So Tom and Joe piled in with their new friend. In less than half an hour they had entered the little guard-room of the police station at Wood’s Hole. Pedro, still manacled, was seated in a hard wooden armchair between two constables, while Detective Musgrave paced the floor before him.
“He’s trying a crafty game,” smiled Musgrave, as the newcomers entered. “Once in a while the prisoner talks, but when he does it’s to shake his head and mutter a string in Spanish.”
“He understands English well enough,” answered Tom. “He has talked a whole lot of it to me.”

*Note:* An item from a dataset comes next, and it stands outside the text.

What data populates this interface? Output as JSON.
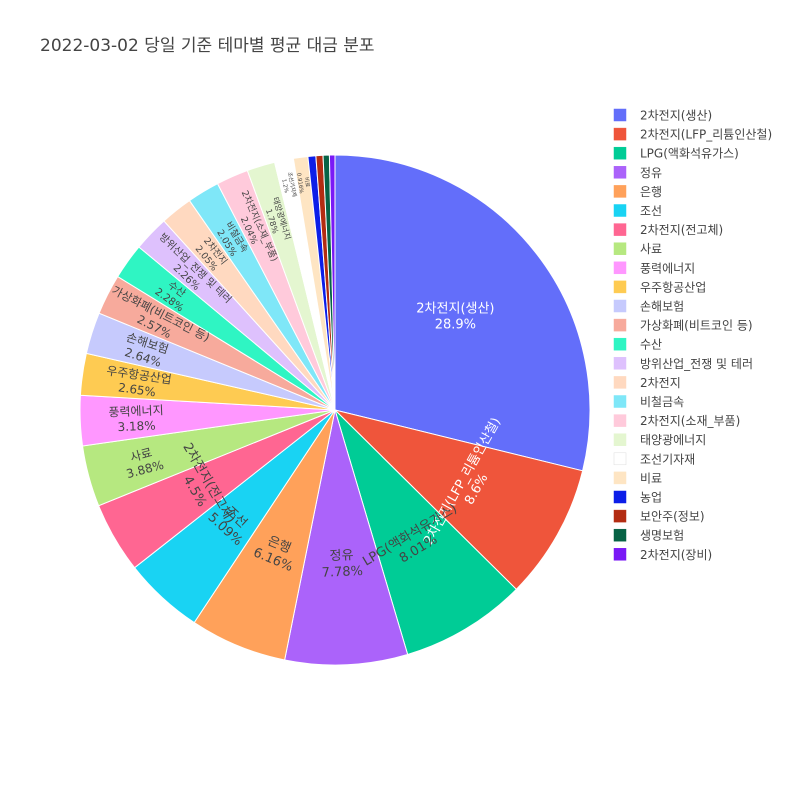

“Of course he understands English,” laughed Mr. Musgrave. “I know his type of colored man well. He’s a Jamaica negro, born and brought up with English spoken around him. Afterwards he went over to Central America and picked up Spanish.”
“No sabe,” broke in the negro, looking blankly at those who surrounded him.
“Oh, you savvy plenty well enough,” Tom retorted tartly. “And see here, Pedro, you’re a pretty cheap sort of rascal anyway. You remember how Joe and I caught you, and how I scared you cold? Do you know what it was that scared your grit away from you? Just a plain, ordinary, every-day joke of a cap pistol!”
Pedro started, his lips opening in a gasp at that information.
“Oh, of course you understand, just as well as anyone else in the room,” Halstead went on. “And here’s the young cannon that made you lie so still in the road.”
With a short laugh Tom produced the cap pistol, holding it before the astonished black man’s face. Pedro’s disgusted expression was enough to make them all laugh.
“He can’t even pretend he doesn’t understand English now,” snorted Mr. Musgrave. “Come now, my man, open your mouth and talk to us. It may help you out a bit when you come to be tried.”